Fri, April 12, 3:05 to 4:35pm, Pennsylvania Convention Center, Floor: Level 100, Room 115B

Abstract

A limitation of many commonly used effect sizes for single-case experimental designs is that they index effects at relatively coarse levels, such that there is only one effect size per study (e.g., SMDB), or per case (e.g., TauU). In contrast, fine-grained effect sizes (FGES) provide effect estimates for each treatment phase observation of each case. To estimate FGESs, a model is fit to the baseline observations of a case and used to predict what would have been observed had there been no intervention. The difference between a projected baseline value and the observed treatment value at the same moment in time provides the estimate of the raw score FGES. The projected baseline value is estimated from a regression including only the intercept if temporal stability is assumed or the intercept plus time (or transformations of time) if the expected value is assumed to change over time. To allow visual assessment of how the effect changes as the intervention progresses and how the effect trajectory differs between cases, the FGESs are plotted using line graphs (one line per case). When different cases have different outcome measures, transformations can be used to put the fine-grained effects on a common scale (e.g., converting to proportion change by dividing the raw score effect by the projected baseline value, or proportion of goal obtained by dividing the raw score effect by the difference between the projected baseline value and the goal). The purpose of this poster is to develop confidence intervals for fine-grained effect sizes, along with ways to augment the graphical presentation of fine-grained effects to show the uncertainty in the estimates.
We consider the observed treatment value at time i for case j as known, and thus the error in estimating the FGES at time i for case j comes from the error in predicting what would have been observed at that moment in time had there been no intervention. We use regression (OLS for our examples in this poster, but the approach could be extended to GLS to accommodate assumed autocorrelation), to determine, not only the projected baseline values at each intervention time point, but also the 95% prediction limits of each of these predicted values. We estimate the limits of the CI for a raw-score FGES by finding the differences between the observed treatment observation and the lower (and upper) prediction limits of the projected baseline value.
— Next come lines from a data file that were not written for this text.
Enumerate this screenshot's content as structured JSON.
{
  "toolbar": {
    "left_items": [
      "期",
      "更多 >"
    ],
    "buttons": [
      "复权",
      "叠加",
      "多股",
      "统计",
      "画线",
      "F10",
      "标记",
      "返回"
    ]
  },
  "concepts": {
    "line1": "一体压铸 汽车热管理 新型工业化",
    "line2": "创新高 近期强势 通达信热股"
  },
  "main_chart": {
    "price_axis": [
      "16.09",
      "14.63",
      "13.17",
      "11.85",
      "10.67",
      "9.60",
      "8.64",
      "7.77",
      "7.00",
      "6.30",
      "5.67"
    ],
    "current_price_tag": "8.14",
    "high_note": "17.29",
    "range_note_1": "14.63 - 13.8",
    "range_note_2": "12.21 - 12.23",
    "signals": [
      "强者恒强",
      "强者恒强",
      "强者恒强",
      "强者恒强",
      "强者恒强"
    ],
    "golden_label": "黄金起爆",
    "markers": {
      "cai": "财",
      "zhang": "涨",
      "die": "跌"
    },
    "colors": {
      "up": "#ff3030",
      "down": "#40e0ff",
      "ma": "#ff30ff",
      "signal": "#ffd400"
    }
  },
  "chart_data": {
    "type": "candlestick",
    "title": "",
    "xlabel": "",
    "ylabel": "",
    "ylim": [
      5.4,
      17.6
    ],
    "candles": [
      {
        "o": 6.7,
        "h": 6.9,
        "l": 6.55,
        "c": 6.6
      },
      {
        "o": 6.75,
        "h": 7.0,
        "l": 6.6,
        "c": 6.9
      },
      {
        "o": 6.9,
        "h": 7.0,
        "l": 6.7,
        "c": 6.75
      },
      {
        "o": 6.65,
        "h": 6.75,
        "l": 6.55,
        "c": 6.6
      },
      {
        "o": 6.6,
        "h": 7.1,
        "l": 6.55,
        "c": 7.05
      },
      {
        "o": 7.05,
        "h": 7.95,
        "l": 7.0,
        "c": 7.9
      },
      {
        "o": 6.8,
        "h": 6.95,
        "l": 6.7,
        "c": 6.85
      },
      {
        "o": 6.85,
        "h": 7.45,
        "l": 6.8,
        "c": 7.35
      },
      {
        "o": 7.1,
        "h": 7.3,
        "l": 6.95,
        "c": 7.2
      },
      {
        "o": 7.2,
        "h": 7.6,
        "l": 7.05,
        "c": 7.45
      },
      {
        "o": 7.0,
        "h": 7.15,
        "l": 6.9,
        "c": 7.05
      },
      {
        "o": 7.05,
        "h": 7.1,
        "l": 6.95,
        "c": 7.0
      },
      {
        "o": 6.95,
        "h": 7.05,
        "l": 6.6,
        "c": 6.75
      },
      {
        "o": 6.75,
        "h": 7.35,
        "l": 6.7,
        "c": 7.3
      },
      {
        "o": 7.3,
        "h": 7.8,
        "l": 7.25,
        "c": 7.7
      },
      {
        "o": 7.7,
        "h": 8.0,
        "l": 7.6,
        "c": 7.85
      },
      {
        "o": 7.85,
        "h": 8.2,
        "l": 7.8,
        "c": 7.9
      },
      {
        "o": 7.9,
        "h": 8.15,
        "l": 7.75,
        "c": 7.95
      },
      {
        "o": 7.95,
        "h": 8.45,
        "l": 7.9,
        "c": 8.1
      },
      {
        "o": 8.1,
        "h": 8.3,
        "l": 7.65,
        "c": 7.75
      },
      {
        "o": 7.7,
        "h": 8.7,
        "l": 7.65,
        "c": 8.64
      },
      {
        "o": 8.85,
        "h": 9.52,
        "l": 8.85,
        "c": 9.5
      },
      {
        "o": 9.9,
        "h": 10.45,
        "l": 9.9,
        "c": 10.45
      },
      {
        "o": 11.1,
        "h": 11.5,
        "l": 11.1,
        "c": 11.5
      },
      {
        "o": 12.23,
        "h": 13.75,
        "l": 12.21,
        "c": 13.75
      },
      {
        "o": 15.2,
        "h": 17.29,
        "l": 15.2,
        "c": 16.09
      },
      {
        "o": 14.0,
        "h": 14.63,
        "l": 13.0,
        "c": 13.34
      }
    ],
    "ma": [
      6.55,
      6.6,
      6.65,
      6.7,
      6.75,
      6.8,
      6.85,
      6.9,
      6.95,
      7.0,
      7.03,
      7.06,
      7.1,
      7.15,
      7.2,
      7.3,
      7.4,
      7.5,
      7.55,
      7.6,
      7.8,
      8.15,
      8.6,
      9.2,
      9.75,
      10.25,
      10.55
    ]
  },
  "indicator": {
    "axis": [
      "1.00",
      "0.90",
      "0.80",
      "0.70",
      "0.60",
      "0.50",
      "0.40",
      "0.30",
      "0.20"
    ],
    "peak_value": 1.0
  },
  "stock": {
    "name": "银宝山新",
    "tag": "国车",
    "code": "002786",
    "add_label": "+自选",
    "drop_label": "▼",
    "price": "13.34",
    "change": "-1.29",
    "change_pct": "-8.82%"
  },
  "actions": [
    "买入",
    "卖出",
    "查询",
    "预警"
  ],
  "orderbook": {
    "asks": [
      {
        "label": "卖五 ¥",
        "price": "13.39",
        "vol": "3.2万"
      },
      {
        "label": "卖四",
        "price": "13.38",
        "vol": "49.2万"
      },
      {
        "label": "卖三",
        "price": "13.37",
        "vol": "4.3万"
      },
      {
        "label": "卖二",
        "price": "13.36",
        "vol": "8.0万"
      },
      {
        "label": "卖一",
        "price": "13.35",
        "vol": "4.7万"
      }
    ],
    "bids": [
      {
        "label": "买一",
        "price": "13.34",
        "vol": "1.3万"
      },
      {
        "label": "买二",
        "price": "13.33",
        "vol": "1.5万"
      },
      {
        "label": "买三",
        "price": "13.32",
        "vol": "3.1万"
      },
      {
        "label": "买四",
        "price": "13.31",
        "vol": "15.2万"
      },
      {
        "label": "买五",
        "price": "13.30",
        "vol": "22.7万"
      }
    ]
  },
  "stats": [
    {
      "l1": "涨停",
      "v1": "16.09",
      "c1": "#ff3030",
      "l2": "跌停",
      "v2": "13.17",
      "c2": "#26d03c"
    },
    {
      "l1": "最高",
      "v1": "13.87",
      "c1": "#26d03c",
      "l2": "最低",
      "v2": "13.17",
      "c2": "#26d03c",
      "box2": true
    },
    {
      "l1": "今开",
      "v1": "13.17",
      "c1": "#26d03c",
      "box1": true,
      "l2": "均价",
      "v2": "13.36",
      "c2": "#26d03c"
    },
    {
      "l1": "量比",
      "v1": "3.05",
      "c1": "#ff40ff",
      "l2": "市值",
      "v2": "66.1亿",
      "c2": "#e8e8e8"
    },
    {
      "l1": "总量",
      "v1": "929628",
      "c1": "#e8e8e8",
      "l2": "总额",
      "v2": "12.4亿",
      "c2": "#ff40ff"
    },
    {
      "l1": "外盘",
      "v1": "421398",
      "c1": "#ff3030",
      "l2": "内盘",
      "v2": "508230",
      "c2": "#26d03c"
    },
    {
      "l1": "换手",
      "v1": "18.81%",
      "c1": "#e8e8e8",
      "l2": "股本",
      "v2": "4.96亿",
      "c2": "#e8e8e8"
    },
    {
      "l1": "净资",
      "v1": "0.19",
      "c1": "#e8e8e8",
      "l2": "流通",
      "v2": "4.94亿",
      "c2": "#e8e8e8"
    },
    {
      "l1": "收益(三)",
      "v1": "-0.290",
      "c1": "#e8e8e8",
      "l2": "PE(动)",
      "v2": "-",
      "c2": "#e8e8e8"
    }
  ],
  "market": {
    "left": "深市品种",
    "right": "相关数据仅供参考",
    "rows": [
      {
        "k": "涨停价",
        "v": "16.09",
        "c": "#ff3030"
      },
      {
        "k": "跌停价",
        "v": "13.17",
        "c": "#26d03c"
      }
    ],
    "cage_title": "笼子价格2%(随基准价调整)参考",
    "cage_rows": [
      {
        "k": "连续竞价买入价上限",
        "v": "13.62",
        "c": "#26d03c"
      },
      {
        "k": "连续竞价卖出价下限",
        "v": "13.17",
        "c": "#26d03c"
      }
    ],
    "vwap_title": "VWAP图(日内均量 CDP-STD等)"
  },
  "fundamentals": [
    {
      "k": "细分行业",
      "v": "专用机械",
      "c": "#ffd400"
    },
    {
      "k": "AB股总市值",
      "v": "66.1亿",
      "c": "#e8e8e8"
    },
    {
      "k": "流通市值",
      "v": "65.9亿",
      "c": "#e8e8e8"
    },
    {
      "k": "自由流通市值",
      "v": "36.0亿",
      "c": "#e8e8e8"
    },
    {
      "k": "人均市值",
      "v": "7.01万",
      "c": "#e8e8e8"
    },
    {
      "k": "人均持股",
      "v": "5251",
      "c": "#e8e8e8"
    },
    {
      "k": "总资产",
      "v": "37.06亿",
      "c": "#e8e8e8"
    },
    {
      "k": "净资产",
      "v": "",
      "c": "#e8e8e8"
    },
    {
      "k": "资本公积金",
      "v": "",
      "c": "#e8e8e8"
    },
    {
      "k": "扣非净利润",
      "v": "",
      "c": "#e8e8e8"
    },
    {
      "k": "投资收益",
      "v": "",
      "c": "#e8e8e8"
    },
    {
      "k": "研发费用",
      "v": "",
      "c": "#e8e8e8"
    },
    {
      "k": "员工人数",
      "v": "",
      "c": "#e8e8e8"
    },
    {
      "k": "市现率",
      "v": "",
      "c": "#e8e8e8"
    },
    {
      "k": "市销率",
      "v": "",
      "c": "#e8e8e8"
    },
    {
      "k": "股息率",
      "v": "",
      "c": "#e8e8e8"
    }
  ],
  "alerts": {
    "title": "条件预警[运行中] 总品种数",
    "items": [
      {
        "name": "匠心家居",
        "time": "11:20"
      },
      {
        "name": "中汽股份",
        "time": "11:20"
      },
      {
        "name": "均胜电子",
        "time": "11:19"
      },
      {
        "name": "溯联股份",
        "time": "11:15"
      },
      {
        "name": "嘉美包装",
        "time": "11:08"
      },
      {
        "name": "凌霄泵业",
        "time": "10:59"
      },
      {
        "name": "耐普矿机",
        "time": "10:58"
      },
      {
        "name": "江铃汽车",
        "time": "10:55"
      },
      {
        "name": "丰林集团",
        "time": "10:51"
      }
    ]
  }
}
For transformations of the FGES to proportion change or proportion of goal obtained, we use a similar process to create confidence intervals, because again the only quantity subject to sampling error is the prediction of what we would have observed had there been no intervention. We provide examples to illustrate the computation of FGESs and their confidence intervals using extracted data from the graphs of published single-case studies, and show how to integrate the estimates of uncertainty into graphic displays by the use of error bars or the weighting of the trajectory lines.